If schools could not demonstrate they were meeting those obligations, their funding would dry up.

“I think we can all acknowledge – all teachers, all educational leaders – that our schools aren’t working for some kids,” she said.

“There are too many kids leaving our schools without the skills and qualifications they need to succeed. And sometimes, in a small proportion of cases, it is appropriate to try something new; to innovate, and that’s what partnership schools allow for.”

Both National and ACT are campaigning to reinstate partnership schools. This is something the new report says could help lift educational achievement and reduce the achievement gap. Photo: Lynn Grieveson

Similarly, Lipson said partnership schools were about giving all parents, “not only those who can afford to move house or pay for private schools”, to have genuine choice.
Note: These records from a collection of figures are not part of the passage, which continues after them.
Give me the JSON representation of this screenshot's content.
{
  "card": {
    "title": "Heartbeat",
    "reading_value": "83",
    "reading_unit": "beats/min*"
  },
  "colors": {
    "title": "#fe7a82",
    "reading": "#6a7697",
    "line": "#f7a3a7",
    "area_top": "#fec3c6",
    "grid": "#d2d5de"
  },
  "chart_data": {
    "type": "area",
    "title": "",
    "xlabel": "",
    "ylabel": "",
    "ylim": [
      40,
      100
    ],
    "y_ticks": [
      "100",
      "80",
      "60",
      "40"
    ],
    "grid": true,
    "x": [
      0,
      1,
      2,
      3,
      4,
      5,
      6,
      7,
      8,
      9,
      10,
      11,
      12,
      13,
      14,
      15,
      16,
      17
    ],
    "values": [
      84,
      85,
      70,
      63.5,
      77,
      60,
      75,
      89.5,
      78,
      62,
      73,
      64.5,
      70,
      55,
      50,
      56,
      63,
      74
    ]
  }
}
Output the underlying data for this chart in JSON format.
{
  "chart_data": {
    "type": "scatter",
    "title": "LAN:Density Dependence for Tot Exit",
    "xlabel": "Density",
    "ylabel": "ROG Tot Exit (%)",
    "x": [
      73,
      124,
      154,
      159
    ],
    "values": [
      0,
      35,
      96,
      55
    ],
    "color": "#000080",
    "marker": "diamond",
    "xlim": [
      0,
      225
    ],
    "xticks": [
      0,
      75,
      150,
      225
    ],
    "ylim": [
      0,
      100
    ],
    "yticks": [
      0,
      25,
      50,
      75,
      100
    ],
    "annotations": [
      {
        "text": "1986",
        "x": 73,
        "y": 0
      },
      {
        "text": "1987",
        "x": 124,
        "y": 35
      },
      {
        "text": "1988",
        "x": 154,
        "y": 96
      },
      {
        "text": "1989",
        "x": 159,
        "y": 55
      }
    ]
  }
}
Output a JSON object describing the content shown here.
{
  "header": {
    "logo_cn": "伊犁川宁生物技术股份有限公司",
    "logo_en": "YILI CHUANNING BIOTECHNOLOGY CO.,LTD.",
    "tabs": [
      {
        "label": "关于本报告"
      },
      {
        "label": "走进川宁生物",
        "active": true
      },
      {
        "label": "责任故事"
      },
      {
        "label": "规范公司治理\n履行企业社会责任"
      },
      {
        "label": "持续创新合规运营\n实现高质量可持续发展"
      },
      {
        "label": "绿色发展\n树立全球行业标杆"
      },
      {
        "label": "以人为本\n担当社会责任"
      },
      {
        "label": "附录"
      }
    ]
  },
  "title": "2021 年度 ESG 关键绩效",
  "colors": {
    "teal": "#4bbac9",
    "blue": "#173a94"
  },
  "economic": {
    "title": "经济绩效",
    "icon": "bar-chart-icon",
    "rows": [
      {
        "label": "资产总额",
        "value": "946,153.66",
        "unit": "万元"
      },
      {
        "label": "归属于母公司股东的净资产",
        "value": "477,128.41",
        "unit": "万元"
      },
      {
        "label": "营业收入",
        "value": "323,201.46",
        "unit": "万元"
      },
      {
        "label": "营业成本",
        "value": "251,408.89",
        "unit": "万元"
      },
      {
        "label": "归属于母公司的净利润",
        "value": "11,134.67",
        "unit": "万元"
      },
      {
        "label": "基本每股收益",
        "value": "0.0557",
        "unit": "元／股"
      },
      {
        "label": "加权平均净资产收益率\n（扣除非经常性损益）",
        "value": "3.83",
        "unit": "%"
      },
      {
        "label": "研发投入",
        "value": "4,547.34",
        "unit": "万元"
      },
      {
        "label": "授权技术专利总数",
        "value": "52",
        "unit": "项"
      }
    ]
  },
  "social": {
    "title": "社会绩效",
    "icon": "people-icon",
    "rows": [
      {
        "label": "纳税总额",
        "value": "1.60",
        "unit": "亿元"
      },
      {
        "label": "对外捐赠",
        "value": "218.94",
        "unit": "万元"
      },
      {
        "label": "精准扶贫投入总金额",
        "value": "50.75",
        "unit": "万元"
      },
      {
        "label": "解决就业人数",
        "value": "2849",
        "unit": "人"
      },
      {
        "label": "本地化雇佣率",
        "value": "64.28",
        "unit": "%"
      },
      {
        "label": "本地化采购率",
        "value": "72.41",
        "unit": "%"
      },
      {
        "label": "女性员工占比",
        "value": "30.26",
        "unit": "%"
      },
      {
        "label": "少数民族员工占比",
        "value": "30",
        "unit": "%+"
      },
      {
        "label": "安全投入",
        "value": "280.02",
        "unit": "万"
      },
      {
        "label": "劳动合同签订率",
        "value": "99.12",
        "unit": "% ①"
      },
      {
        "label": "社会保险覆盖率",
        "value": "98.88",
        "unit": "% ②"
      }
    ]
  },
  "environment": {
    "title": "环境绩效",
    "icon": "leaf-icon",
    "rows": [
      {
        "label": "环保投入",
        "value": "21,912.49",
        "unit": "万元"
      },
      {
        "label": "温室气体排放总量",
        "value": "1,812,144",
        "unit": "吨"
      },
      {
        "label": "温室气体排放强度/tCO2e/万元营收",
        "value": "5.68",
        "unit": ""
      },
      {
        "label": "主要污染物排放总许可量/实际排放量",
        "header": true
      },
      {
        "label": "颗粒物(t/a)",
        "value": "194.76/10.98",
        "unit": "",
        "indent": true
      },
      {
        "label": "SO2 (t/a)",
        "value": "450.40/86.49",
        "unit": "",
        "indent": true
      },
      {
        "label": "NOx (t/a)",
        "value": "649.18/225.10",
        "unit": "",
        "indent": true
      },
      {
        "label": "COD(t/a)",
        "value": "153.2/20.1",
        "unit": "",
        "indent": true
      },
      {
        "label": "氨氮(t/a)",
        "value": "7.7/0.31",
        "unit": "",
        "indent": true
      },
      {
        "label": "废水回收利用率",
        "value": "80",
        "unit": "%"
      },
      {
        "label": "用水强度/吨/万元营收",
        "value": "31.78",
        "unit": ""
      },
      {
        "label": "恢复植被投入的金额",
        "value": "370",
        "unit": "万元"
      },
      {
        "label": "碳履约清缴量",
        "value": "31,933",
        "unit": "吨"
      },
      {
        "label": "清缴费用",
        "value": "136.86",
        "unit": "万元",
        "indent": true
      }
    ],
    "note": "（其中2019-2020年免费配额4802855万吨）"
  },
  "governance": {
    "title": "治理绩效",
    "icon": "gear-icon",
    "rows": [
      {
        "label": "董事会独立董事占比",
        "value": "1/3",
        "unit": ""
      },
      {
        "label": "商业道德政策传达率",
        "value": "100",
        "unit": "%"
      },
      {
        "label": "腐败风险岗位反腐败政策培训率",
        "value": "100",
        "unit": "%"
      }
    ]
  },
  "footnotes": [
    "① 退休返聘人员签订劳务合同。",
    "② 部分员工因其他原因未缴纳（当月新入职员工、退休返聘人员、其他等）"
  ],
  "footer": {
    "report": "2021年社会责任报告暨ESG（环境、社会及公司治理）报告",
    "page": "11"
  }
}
“These schools were serving some of our poorest communities, and some were achieving great things.”

She saw this as another way to address the gaping gap between kids and the top and kids at the bottom

Lipson said the fault for the decline in educational achievement didn’t sit with teachers or parents.

Instead, the onus was on the education research community, the ministry and, ultimately, with elected politicians to address these issues of inequity and achievement.

“If education policy was based on evidence rather than orthodoxy, we would start to address some of New Zealand’s most systemic problems. Everything from poverty and lack of opportunities to low productivity,” she said.